Perombakan aturan ini disetujui oleh Menteri Dalam Negeri dan Komunikasi Jepang, Yoshimasa Hayashi pada 30 Juni 2026.Kebijakan ini bertujuan meningkatkan pendapatan daerah untuk mendukung sektor pariwisata.
Dengan sistem baru, besaran pajak tidak lagi flat. Pajak akan dihitung 3 persen dari tarif kamar.Sebelumnya, tamu hotel di Tokyo hanya dikenai pajak tetap sebesar 100 hingga 200 yen per malam,tergantung harga kamar.
Akibatnya, biaya yang dibayar wisatawan diproyeksi naik signifikan, terutama untuk hotel dengan tarif tinggi.
Contohnya, tamu yang menyewa kamar 30.000 yen per malam untuk 2 orang akan dikenai pajak 900 yen per malam.Jumlah ini lebih dari 2 kali lipat dari tarif tetap sebelumnya.

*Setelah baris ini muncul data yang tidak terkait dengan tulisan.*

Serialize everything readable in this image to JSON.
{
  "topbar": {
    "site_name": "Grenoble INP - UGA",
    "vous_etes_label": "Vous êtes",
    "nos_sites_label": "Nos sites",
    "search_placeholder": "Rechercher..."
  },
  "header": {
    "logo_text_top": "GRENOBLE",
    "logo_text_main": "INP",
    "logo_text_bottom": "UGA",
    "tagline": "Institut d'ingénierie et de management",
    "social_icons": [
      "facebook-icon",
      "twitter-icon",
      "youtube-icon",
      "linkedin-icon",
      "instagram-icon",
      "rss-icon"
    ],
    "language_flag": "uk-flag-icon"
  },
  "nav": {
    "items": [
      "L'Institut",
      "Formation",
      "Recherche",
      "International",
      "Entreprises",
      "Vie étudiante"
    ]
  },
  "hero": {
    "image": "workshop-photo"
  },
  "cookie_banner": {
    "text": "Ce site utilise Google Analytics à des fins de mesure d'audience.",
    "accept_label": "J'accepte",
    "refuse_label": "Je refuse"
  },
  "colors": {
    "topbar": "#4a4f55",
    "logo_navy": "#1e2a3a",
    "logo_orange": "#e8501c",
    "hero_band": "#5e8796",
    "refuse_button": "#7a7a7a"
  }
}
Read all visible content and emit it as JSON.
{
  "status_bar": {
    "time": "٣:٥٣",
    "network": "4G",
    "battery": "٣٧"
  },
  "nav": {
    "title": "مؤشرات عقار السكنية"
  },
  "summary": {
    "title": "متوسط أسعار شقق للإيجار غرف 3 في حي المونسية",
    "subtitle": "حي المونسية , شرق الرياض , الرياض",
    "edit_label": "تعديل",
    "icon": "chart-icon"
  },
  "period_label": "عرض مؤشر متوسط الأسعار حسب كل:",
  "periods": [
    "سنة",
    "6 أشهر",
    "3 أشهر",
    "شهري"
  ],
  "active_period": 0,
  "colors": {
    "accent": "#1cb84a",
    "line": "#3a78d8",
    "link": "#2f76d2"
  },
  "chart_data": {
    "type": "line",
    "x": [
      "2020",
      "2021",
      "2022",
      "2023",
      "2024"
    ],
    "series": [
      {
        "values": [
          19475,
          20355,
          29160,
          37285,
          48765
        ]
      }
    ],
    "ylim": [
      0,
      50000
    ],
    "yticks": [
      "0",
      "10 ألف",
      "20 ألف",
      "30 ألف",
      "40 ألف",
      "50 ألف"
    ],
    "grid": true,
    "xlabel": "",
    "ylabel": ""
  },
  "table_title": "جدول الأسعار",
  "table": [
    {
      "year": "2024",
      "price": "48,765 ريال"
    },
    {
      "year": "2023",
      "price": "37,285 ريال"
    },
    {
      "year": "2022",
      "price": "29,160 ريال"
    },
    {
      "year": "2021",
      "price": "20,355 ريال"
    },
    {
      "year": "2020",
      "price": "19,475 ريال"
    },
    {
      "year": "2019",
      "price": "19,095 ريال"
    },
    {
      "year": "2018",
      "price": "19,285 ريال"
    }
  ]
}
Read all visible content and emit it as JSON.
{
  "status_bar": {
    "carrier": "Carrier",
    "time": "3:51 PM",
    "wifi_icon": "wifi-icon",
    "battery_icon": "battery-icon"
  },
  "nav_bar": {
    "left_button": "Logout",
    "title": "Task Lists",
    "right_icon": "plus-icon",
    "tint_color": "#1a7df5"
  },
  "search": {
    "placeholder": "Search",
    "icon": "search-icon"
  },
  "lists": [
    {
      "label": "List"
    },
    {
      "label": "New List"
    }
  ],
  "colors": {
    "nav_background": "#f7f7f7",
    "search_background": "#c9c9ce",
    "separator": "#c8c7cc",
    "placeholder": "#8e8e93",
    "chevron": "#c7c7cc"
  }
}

Sebagai kompensasi, Pemerintah Tokyo menaikkan ambang batas akomodasi yang bebas pajak dari 10.000 yen menjadi 13.000 yen per orang per malam,
Menariknya, kebijakan baru ini untuk pertama kalinya juga mencakup penyewaan jangka pendek seperti Airbnb dan homestay yang sebelumnya tidak dikenai pajak serupa.
Sistem pajak baru ini ditargetkan menghasilkan pendapatan tahunan sekitar 19 miliar yen.Dana tersebut akan digunakan untuk meningkatkan pengalaman wisatawan dan mendukung pariwisata berkelanjutan.